New medical device probe reveals racial bias in white nurses’ reports of black patients’ problems

The U.K. is launching a new investigation into the impact of medical devices on health due to the revelation that the devices may be subject to racial bias in the way they are used….

New medical device probe reveals racial bias in white nurses’ reports of black patients’ problems

The U.K. is launching a new investigation into the impact of medical devices on health due to the revelation that the devices may be subject to racial bias in the way they are used. The growing number of incidents has raised concerns about the way the devices are used, particularly in people of color.

Dr. Helena Houll, a surgeon and a specialist in black and minority ethnic patients, and Polly Newcombe, a campaigner and black health advocate, announced Thursday that they had called on the Health and Social Care Select Committee to scrutinize the way such devices are used. “Our call is for urgent action,” the authors wrote in a letter addressed to the Committee’s Chairwoman, Jane Ellison. “It is beyond belief that new equipment used in hospitals and surgeries would be rated and referenced only for how they treat white people – in which case, no other skin tone would be seen as relevant and so the ‘white test’ would not apply, so that anyone that recorded lower scores would most likely be seen as less competent by the provider.”

The pair said that more than three dozen black and minority ethnic patients have reported being unnecessarily operated on using questionable device treatments. They cited the case of a 69-year-old black man, who suffered acute heart failure, a procedure for which he was deemed eligible under the National Health Service and a diagnosis that was, by all accounts, appropriate and appropriate to the need. On the day of his heart surgery, the staff who operated on him recorded his scars – on the same day he needed to report to his GP. “The 69-year-old wound was opened up twice,” they wrote. “Both opened with a tiny flexible suture that, had it been correctly placed, would have stopped the bleeding from the heart attack that had just taken place and undoubtedly would have resulted in the patient walking unaided in to a local hospital the following day.” When they visited him the next morning, they found that the suture was still in place – but had been “scrubbed” by surgeons from a photograph sent by the team after the surgery. “No photograph of the suture had been taken, it was important to remember,” they wrote.

“Staggering that surgeons might feel they can ‘chew’ on patient scars and render them untraceable to white patients,” Newcombe told BBC News. “For doctors to assess the safety of an instrument, which could contain any number of wound complications, they would need accurate medical information.
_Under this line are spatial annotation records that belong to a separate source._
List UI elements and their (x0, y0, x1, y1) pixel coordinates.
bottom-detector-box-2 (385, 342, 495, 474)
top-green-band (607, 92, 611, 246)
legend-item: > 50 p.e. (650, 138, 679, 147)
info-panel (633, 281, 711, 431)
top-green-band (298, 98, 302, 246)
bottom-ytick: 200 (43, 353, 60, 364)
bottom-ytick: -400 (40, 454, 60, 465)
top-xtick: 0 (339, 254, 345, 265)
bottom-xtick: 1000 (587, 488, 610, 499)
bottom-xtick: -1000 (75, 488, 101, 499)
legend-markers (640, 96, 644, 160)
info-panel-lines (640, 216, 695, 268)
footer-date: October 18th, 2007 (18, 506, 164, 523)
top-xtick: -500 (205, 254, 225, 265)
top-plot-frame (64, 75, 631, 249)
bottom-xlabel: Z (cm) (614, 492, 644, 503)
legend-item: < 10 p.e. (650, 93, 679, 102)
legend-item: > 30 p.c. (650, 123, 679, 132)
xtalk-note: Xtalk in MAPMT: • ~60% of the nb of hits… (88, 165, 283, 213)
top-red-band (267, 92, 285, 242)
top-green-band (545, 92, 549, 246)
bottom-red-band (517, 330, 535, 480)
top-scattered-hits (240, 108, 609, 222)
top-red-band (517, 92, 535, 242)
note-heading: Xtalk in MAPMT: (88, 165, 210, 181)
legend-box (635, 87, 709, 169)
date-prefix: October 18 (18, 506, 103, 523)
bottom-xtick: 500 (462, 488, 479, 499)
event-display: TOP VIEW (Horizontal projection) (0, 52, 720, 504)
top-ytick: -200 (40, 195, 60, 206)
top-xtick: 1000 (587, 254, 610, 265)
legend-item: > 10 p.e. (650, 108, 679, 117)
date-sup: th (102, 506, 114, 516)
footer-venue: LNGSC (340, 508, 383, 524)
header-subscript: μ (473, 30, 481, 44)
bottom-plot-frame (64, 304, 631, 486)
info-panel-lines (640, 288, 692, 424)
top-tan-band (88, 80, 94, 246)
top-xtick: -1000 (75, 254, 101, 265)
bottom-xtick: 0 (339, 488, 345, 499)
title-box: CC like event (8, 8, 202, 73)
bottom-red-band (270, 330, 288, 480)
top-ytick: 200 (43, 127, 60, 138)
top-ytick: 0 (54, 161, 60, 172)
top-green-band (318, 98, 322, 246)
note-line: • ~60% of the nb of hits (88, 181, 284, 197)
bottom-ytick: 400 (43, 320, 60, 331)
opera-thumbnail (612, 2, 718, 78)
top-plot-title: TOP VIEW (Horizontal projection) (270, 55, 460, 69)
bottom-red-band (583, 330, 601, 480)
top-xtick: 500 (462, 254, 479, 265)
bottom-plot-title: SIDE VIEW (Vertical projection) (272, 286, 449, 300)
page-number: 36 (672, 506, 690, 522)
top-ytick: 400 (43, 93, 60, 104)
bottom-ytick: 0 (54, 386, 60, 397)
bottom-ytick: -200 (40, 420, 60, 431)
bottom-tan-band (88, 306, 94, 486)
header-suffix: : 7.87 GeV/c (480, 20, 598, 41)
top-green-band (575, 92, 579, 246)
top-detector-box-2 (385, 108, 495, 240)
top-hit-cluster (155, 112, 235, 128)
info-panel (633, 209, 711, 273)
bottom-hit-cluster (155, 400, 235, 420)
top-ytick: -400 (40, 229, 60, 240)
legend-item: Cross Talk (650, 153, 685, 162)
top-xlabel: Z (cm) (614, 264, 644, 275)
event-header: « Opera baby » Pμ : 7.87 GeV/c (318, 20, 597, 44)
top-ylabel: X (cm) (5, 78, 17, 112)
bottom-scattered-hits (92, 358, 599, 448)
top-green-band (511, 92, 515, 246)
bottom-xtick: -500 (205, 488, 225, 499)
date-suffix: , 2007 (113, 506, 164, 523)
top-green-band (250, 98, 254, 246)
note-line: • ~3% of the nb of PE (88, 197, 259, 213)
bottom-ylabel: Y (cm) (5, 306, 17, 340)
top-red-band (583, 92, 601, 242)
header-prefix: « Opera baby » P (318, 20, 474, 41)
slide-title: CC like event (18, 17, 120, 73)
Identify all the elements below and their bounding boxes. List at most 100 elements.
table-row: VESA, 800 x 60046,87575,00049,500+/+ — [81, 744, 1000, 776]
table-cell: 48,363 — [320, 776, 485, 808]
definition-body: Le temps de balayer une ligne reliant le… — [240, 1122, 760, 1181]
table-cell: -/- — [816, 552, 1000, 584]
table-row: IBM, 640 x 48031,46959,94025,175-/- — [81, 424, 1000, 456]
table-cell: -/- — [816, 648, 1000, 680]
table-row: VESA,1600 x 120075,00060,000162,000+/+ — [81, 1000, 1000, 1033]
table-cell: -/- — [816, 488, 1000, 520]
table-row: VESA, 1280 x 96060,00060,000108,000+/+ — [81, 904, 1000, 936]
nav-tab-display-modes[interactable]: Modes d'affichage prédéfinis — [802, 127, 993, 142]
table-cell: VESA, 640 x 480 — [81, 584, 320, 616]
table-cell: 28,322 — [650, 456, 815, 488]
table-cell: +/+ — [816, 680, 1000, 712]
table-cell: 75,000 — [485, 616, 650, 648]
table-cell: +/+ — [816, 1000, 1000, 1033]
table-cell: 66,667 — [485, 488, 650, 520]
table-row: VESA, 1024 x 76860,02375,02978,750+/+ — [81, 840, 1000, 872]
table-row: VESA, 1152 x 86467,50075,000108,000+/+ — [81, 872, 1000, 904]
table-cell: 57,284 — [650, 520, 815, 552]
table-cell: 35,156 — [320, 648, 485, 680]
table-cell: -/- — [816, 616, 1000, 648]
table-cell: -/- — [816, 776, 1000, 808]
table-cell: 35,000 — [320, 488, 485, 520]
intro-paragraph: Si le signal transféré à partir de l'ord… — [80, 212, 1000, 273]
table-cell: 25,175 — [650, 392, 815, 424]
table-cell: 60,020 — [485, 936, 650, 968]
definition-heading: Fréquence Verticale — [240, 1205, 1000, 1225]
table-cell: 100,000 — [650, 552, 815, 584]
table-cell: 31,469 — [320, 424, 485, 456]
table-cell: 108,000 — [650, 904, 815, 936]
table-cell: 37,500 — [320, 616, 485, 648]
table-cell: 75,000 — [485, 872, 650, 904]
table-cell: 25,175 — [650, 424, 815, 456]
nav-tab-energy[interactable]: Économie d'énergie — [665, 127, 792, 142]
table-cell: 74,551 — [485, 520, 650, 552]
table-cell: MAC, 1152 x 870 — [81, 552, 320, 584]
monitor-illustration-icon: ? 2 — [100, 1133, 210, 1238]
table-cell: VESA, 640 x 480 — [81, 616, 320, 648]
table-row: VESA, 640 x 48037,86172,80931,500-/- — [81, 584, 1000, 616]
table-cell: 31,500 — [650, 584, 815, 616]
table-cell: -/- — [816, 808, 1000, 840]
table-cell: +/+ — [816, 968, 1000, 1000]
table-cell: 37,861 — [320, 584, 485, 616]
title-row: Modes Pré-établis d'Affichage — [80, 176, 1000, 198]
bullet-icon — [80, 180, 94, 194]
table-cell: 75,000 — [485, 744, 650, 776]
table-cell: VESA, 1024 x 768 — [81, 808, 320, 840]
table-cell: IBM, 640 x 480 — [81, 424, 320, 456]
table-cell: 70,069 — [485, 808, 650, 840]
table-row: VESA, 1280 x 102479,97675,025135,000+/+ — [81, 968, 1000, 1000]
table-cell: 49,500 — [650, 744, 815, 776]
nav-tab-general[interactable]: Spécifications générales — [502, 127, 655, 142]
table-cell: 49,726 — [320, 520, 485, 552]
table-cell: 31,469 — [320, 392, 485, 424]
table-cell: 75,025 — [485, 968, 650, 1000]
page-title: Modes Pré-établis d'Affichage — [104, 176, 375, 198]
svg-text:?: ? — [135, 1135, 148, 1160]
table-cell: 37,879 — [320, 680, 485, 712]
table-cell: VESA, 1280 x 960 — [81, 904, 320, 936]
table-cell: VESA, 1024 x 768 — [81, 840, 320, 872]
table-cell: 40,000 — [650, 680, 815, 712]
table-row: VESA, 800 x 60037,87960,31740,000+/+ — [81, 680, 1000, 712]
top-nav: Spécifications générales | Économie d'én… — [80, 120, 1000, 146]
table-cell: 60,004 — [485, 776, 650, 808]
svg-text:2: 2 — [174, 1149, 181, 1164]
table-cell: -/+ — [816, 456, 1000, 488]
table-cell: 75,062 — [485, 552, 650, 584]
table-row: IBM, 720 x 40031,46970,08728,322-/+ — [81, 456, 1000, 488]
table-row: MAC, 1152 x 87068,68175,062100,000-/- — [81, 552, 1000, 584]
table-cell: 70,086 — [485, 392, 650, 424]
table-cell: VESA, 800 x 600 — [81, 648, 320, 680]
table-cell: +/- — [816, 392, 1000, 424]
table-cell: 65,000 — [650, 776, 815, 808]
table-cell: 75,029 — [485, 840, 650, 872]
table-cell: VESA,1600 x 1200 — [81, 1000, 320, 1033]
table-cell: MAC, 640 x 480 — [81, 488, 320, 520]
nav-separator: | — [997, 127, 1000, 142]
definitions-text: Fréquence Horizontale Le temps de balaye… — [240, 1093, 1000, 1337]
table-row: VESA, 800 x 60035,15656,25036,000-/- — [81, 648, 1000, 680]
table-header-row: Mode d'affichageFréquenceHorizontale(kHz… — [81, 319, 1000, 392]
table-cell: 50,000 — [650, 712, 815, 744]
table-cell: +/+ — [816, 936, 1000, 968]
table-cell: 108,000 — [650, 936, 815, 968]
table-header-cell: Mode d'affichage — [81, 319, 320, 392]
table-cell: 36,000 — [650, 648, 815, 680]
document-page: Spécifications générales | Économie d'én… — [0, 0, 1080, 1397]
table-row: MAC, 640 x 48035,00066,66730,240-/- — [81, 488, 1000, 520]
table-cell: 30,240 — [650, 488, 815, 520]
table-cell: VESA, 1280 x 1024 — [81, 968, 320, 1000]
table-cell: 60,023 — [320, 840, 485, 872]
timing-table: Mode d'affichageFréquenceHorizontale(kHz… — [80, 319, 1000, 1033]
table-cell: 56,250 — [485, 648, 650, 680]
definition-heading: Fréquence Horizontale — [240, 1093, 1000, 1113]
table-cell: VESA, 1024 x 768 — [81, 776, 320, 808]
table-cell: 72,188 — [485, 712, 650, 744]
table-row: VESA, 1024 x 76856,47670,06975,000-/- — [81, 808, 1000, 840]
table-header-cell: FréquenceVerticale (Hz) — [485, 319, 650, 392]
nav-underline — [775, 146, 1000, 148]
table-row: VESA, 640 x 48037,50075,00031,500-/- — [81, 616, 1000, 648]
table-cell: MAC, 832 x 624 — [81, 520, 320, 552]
However, there is evidence that hospitals discriminate against black and minority ethnic patients in terms of what and how they are being reported to. If a surgeon has any reason to think that a patient is a Black or Asian ethnicity they will be more likely to perform an operation that may put their patient at risk, or in fact claim an improved ‘validity’ score for the procedure.”

The British Medical Association has reported that black and Asian doctors felt they are held to a higher standard of care in their clinics, and also suffered attacks, racism and discrimination on the job. Black and Asian medical students have also spoken about how race-based hurdles in the entrance and education of medical schools ensure that the “student body does not reflect the communities into which they will be admitted.”